3. 'Pumpfun is extractive. They made $750m, sold
$SOL to stables, they're greedy bastards that want to max extract even more from the ecosystem'. What is this childish outlook? Would you operate a unicorn business by holding the revenue generated in such a volatile asset? Would you not periodically sell it to a currency you can use to pay salaries and providers? If they held
$SOL and drewdown 50% you would call them names. Being financially logical is not a dig.
4. 'But if they made so much money, why even raise more? Is that not extraction? Again with these asinine takes.

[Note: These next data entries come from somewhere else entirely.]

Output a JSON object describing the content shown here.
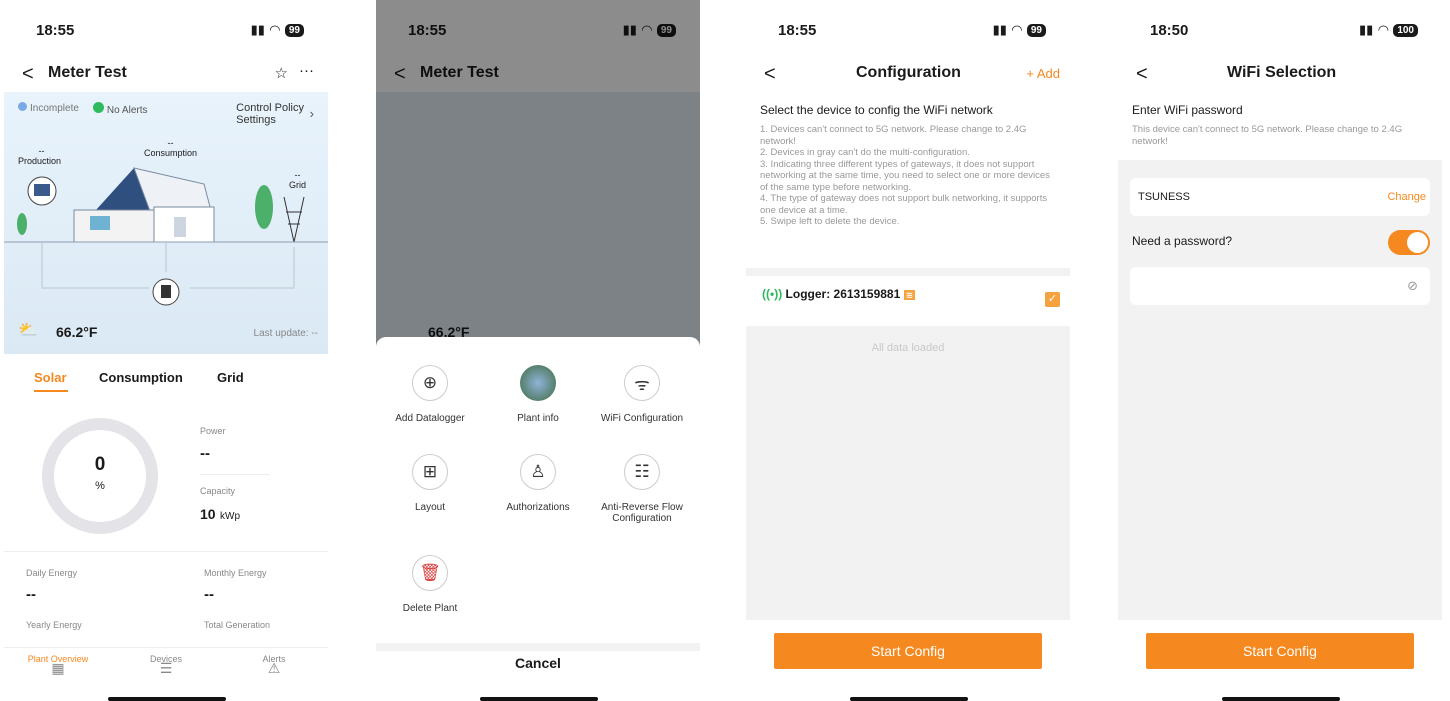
{
  "status_bars": [
    {
      "time": "18:55",
      "battery": "99"
    },
    {
      "time": "18:55",
      "battery": "99"
    },
    {
      "time": "18:55",
      "battery": "99"
    },
    {
      "time": "18:50",
      "battery": "100"
    }
  ],
  "screen1": {
    "title": "Meter Test",
    "badges": {
      "incomplete": "Incomplete",
      "alerts": "No Alerts",
      "policy": "Control Policy\nSettings"
    },
    "diagram": {
      "production_val": "--",
      "production": "Production",
      "consumption_val": "--",
      "consumption": "Consumption",
      "grid_val": "--",
      "grid": "Grid"
    },
    "weather": "66.2°F",
    "last_update": "Last update: --",
    "tabs": [
      "Solar",
      "Consumption",
      "Grid"
    ],
    "gauge": {
      "value": "0",
      "unit": "%"
    },
    "power": {
      "label": "Power",
      "value": "--"
    },
    "capacity": {
      "label": "Capacity",
      "value": "10",
      "unit": "kWp"
    },
    "stats": [
      {
        "label": "Daily Energy",
        "value": "--"
      },
      {
        "label": "Monthly Energy",
        "value": "--"
      },
      {
        "label": "Yearly Energy"
      },
      {
        "label": "Total Generation"
      }
    ],
    "tabbar": [
      "Plant Overview",
      "Devices",
      "Alerts"
    ]
  },
  "screen2": {
    "items": [
      "Add Datalogger",
      "Plant info",
      "WiFi Configuration",
      "Layout",
      "Authorizations",
      "Anti-Reverse Flow Configuration",
      "Delete Plant"
    ],
    "cancel": "Cancel"
  },
  "screen3": {
    "title": "Configuration",
    "add": "+ Add",
    "heading": "Select the device to config the WiFi network",
    "notes": [
      "1. Devices can't connect to 5G network. Please change to 2.4G network!",
      "2. Devices in gray can't do the multi-configuration.",
      "3. Indicating three different types of gateways, it does not support networking at the same time, you need to select one or more devices of the same type before networking.",
      "4. The type of gateway does not support bulk networking, it supports one device at a time.",
      "5. Swipe left to delete the device."
    ],
    "logger": "Logger: 2613159881",
    "all_loaded": "All data loaded",
    "button": "Start Config"
  },
  "screen4": {
    "title": "WiFi Selection",
    "heading": "Enter WiFi password",
    "note": "This device can't connect to 5G network. Please change to 2.4G network!",
    "ssid": "TSUNESS",
    "change": "Change",
    "need_password": "Need a password?",
    "button": "Start Config"
  },
  "colors": {
    "accent": "#f5891f"
  }
}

Do profitable companies never raise more money? Do they not have growing capex, aspirations to grow even bigger, expand vertically and horizontally? Why would you not raise more money if you're able to, and allocate that money towards growing even bigger and more rapidly? Did OpenAI not close a $40 billion raise despite their revenue numbers growing at an insane pace? The same goes for every other company. You raise money because you want to leverage the capital to GROW EVEN MORE. It's not such a bizarre notion.
Well, maybe for CT it is.
5. 'This is a liquidity blackhole type event, it's bad for memes, bad for Solana, bad for the ecosystem'. So the argument here is that it's such a desirable asset, that just its imminent launch is enough to cause people to sell the assets they're less convicted to hold for now, that *it's a bad thing*? Are you people fucking mental?
6. 'Memes are dead. This will be the last hurrah. Pump's revenue numbers and KPIs are all in decline, and this is their last chance to extract before they become irrelevant'. I'm dying to see how quickly the timeline will do a 180 once they get airdropped heaps of free money, or when pump announces their new product suite, vertical and horizontal expansions, and revenue accrual to token holders. Memes are dead until everybody gets a fat stimmy, the underlying token pumps and creates a wealth-generation effect, people get % of the revenue just for holding the token, and new users come through new products like mobile integrations, live streaming and partnerships with the largest names in the world. (Which, you guess it, is made possible by RAISING A FUCKING LARGE AMOUNT OF MONEY)
At the end of the day, it's very simple. Ask yourself, 'what tokens would I, in theory, like to own?'.
For me, the answer is simple: not many. I don't hold many tokens at all. What I do decide to hold, I hold based on two things:
1. Does it have a strong narrative, and will others buy into that narrative? (more short-term, momentum-driven. Think fartcoin)
2. Is it an actual growing business, with real revenue numbers, that might sustain and grow over time, with proper value accrual mechanisms to token holders?
The tokens that fit #2 are few and far between. The likes of
$HYPE,
$AAVE,
$JUP, etc. Even
$RAY and
$CAKE can be considered. Tokens that represent the next real stage of this not-so-nascent-anymore industry: the growth stage.
Not the early stage, 'let's all do super low-float-high-FDV venture deals in hopes of 1000x and selling promises'. The growth stage, where you assess which tokens will be crypto's SP500, or the 'Magnificent 7'. Which you might want to own for a year, two, perhaps more.
To me,
$PUMP fits the bill way more than 99.999% of tokens out there. And I think it's fairly priced, if not cheap, at $4 billion fully-diluted.